In Kellerman's situation, he had to use his knowledge and power as a physician to make sure that "do not call 911, do not send her to the hospital" was written all over his mother's chart so that she would be able to die in her nursing home.

Teno's study found that 60 percent of seriously ill patients preferred comfort care, while 40 percent of patients preferred treatment that would focus on extending life.

Other studies have shown that many people would prefer to die at home than in a hospital, said Ben Rich, chairman of bioethics at the University of California, Davis, School of Medicine. If told they have six months to live, the number of people who say they would want "full code" orders, which require full-scale lifesaving efforts, rather than do-not-resuscitate orders, drops dramatically, he said.

"Patients are able and willing to lower their expectations and reformulate their goals based on the best clinical evidence about their life expectancy," Rich said.

But there will always be people who "abhor the idea of dying without fighting to the bitter end," and prefer staying in a hospital, Rich said.

Some people have signed advance directives to their children -- legal documents stating what they want to happen in terms of end-of-life decisions -- but don't talk to their children about them, Kellerman said.

"You end up with a daughter at two in the morning, and Grandma is in respiratory failure, and we're having a conversation in a family room in the E.R. about what Grandma wants," Kellerman said. "That conversation should have been with that grandmother and her daughter and her doctor and should have happened two years earlier, and it would have been easier on everybody."

Beyond the advance directive, doctors need a plan for care with the patient to make sure that the person's goals are honored, Teno said.

A problem behind a general lack of communication between doctors and patients is the shortage of primary care physicians in the United States, Rich said.
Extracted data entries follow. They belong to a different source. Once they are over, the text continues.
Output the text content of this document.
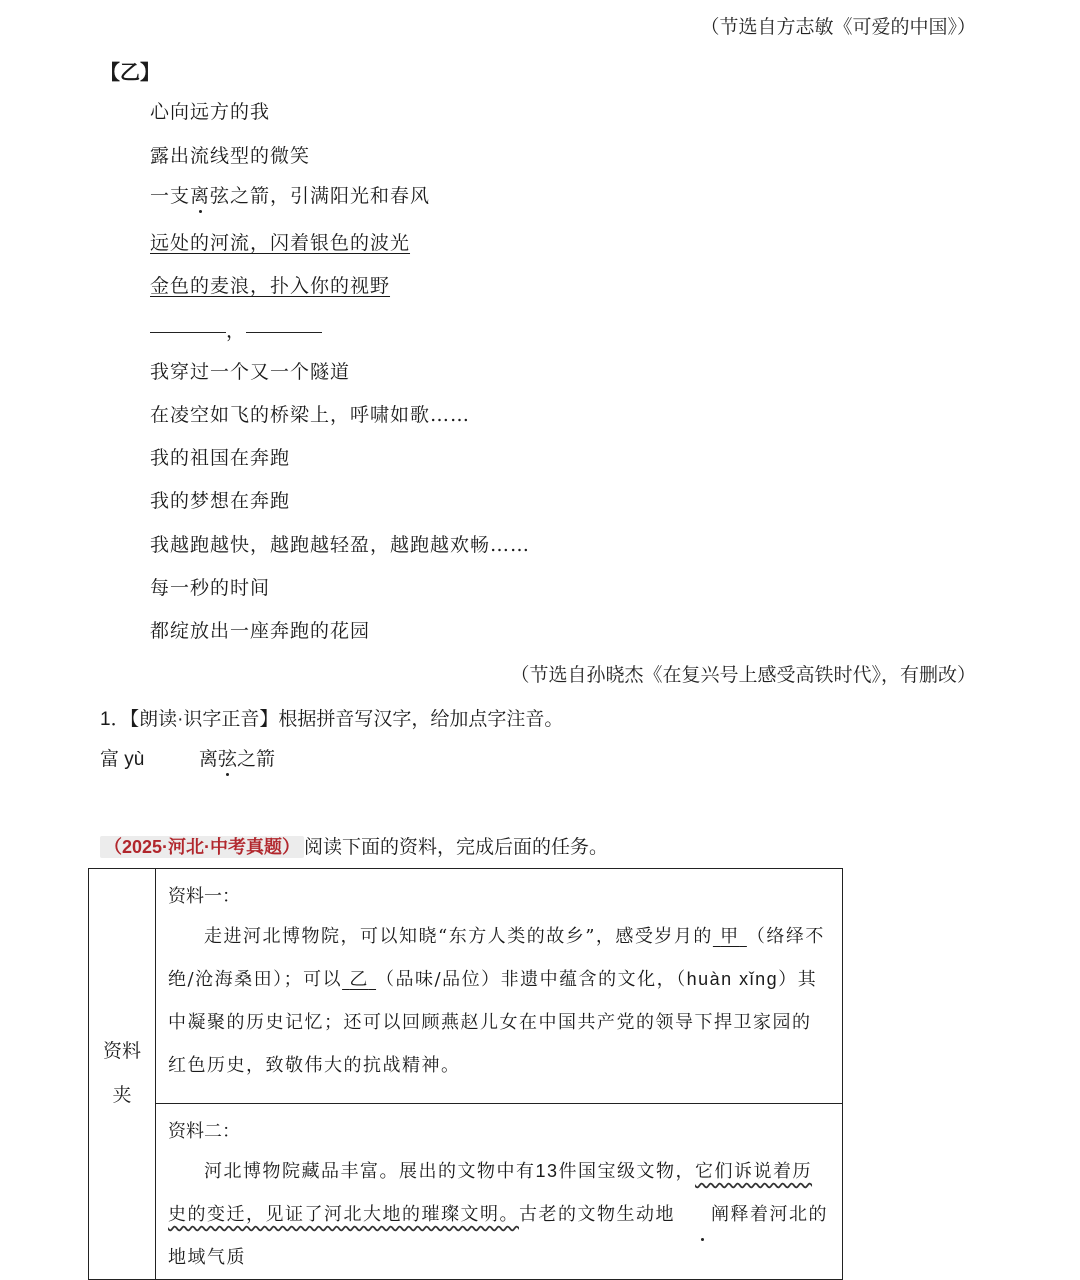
（节选自方志敏《可爱的中国》）
【乙】
心向远方的我
露出流线型的微笑
一支离弦之箭，引满阳光和春风
远处的河流，闪着银色的波光
金色的麦浪，扑入你的视野
，
我穿过一个又一个隧道
在凌空如飞的桥梁上，呼啸如歌……
我的祖国在奔跑
我的梦想在奔跑
我越跑越快，越跑越轻盈，越跑越欢畅……
每一秒的时间
都绽放出一座奔跑的花园
（节选自孙晓杰《在复兴号上感受高铁时代》，有删改）
1．【朗读·识字正音】根据拼音写汉字，给加点字注音。
富 yù	离弦之箭
（2025·河北·中考真题） 阅读下面的资料，完成后面的任务。
资料
夹	
资料一：

走进河北博物院，可以知晓“东方人类的故乡”，感受岁月的 甲 （络绎不绝/沧海桑田）；可以 乙 （品味/品位）非遗中蕴含的文化，（huàn xǐng）其中凝聚的历史记忆；还可以回顾燕赵儿女在中国共产党的领导下捍卫家园的红色历史，致敬伟大的抗战精神。

资料二：

河北博物院藏品丰富。展出的文物中有13件国宝级文物，它们诉说着历史的变迁，见证了河北大地的璀璨文明。古老的文物生动地 阐释着河北的地域气质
A 2008 study found that the U.S. could face a shortage of up to 44,000 family physicians and general internists by 2025, according to researchers from the University of Missouri.

Some medical school graduates shy away from fields such as family medicine, internal medicine and geriatrics because they see how little time they would have to spend with their patients, and how the compensation structure does not reward lengthy conversations with patients.

"We need to moderate the system and the style of health care delivery that says you can adequately engage with a patient, determine what their needs are, communicate their plan of care adequately to the patient, and transition to next patient in 10 minutes," Rich said. "Nobody can argue with a straight face that that's reasonable."

In Rich's view, changing the way that physicians are reimbursed for dealing with patients -- namely, paying them more for face-to-face interaction with patients -- would help ensure that patients get more appropriate treatment.

But what "adequate reimbursement" would be is a matter of debate, he said. In other Western countries, health care professionals earn less in general, and it is unclear whether American society can continue to compensate the medical industry at such high levels overall, he said.

Teno advocates for a system of accountability in which doctors are paid extra for having communicated well with patients, and even go without pay for instances where they go against patients' wishes. Currently, the health care system does not reward providers for getting to know patients and practicing "person-centered care," she said.

In good health in his mid-50s, Kellerman already has his own advance directive to make sure that his end-of-life wishes are made known when the time comes.

"Everybody wants their parents to live forever, everyone wants to live forever," he said. "But the fact is that won't happen, and you do need to think and plan ahead."